AO Edited
One Calvert Plaza
Baltimore's first skyscraper may be home to the inspiration behind pulp fiction's most celebrated bird.
Originally known as the Continental Trust Company Building, One Calvert Plaza in downtown Baltimore, Maryland, was erected in 1901 as a multistory office building. Designed in the Beaux-Arts style by famed Chicago architect Daniel H. Burnham, the Continental Trust was constructed of steel encased in terracotta. At 16 stories and 276-feet in height, the building is recognized as Baltimore’s first skyscraper.
It remained the city’s tallest building until eclipsed by the Bromo-Seltzer Arts Tower in 1911. The building’s decorations include two large bronze falcons posed regally atop the columns flanking each side of the main entrance. Smaller bronze birds decorate the arched window pediments encircling the ground floor.
The building was touted as being fireproof because of its terracotta shell. That claim proved partially true when the Continental Trust became one of the few downtown buildings that survived the Baltimore Fire of February 1904. Unfortunately, the inside of the building “flamed like a torch” during the conflagration, completely incinerating the interior. It was there that the fire reached its highest temperature, 2,500 degrees Fahrenheit.
However, the exterior shell remained intact and standing. Burnham himself returned to Baltimore to inspect the fire damage, and he declared the building structurally sound and fit for restoration.
The Continental Trust was also home to the Baltimore office of the Pinkerton National Detective Agency. Baltimore native and American mystery author, Dashiell Hammett, worked for Pinkerton in Baltimore from 1915 to 1920. His years as a Pinkerton operative exposed him to the city’s seedier side and heavily influenced his writing. As a detective, he survived a stabbing and a brick to the head.

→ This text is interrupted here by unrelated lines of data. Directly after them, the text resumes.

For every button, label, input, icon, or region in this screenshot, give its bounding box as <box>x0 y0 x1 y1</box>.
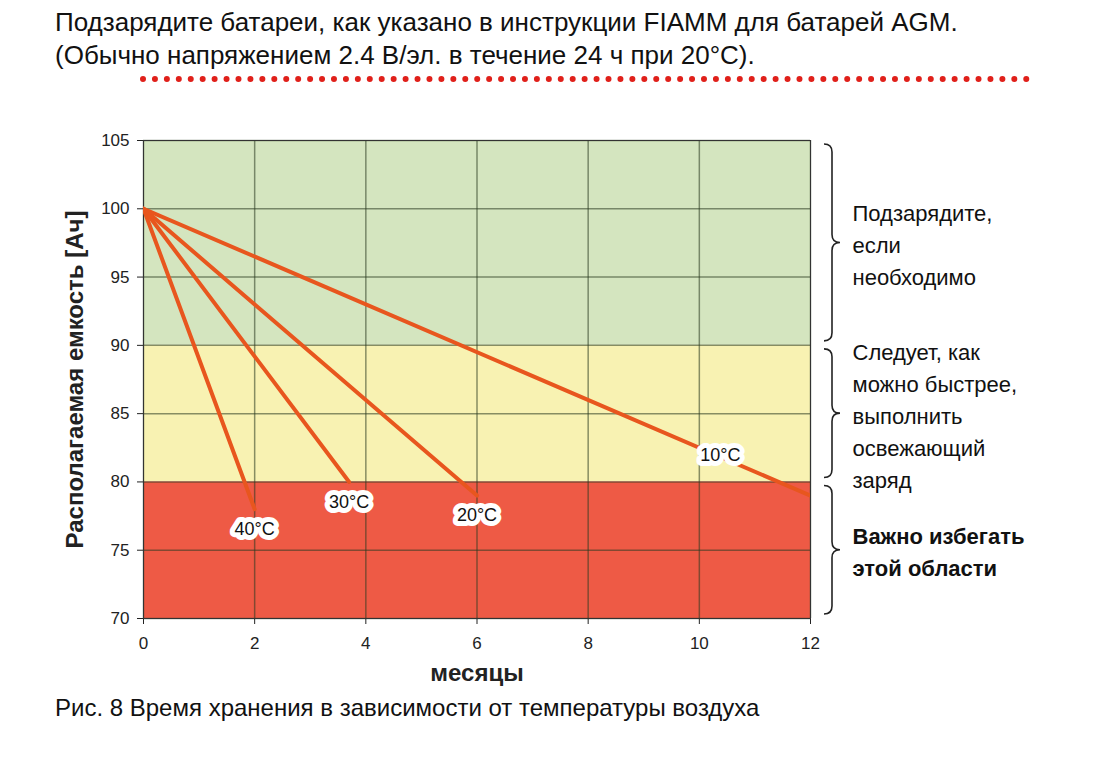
svg-text:80: 80 <box>111 472 130 491</box>
svg-text:85: 85 <box>111 404 130 423</box>
svg-text:20°C: 20°C <box>457 505 497 525</box>
svg-text:8: 8 <box>583 634 592 653</box>
svg-text:12: 12 <box>801 634 820 653</box>
svg-text:40°C: 40°C <box>235 519 275 539</box>
svg-text:0: 0 <box>139 634 148 653</box>
svg-text:Располагаемая емкость [Ач]: Располагаемая емкость [Ач] <box>61 211 88 549</box>
svg-text:90: 90 <box>111 336 130 355</box>
svg-text:2: 2 <box>250 634 259 653</box>
svg-text:4: 4 <box>361 634 370 653</box>
html-text:Рис. 8 Время хранения в зависи: Рис. 8 Время хранения в зависимости от т… <box>55 694 760 721</box>
svg-text:10°C: 10°C <box>700 445 740 465</box>
svg-text:6: 6 <box>472 634 481 653</box>
svg-text:100: 100 <box>101 199 129 218</box>
svg-text:Следует, какможно быстрее,выпо: Следует, какможно быстрее,выполнитьосвеж… <box>853 340 1018 493</box>
svg-text:30°C: 30°C <box>329 492 369 512</box>
svg-text:Важно избегатьэтой области: Важно избегатьэтой области <box>853 524 1025 581</box>
svg-text:месяцы: месяцы <box>430 659 523 686</box>
svg-text:105: 105 <box>101 131 129 150</box>
html-text:Подзарядите батареи, как указа: Подзарядите батареи, как указано в инстр… <box>55 7 958 70</box>
svg-text:70: 70 <box>111 609 130 628</box>
svg-text:Подзарядите,еслинеобходимо: Подзарядите,еслинеобходимо <box>853 201 993 290</box>
svg-text:95: 95 <box>111 268 130 287</box>
svg-text:75: 75 <box>111 541 130 560</box>
svg-text:10: 10 <box>690 634 709 653</box>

Hammett once said, “All of my characters are real. They are based directly on people I knew or came across.” In Hammett’s early detective stories, the unnamed protagonist is referred to as “The Continental Op,” an obvious nod to the Baltimore building. He was likely based on James Wright, the older detective who trained Hammett at Pinkerton. Other Baltimore settings and street names pepper Hammett’s writing.
The bronze birds that decorate the Continental Trust façade are believed to be the inspiration and model for the priceless statuette in Hammett’s most famous novel, The Maltese Falcon.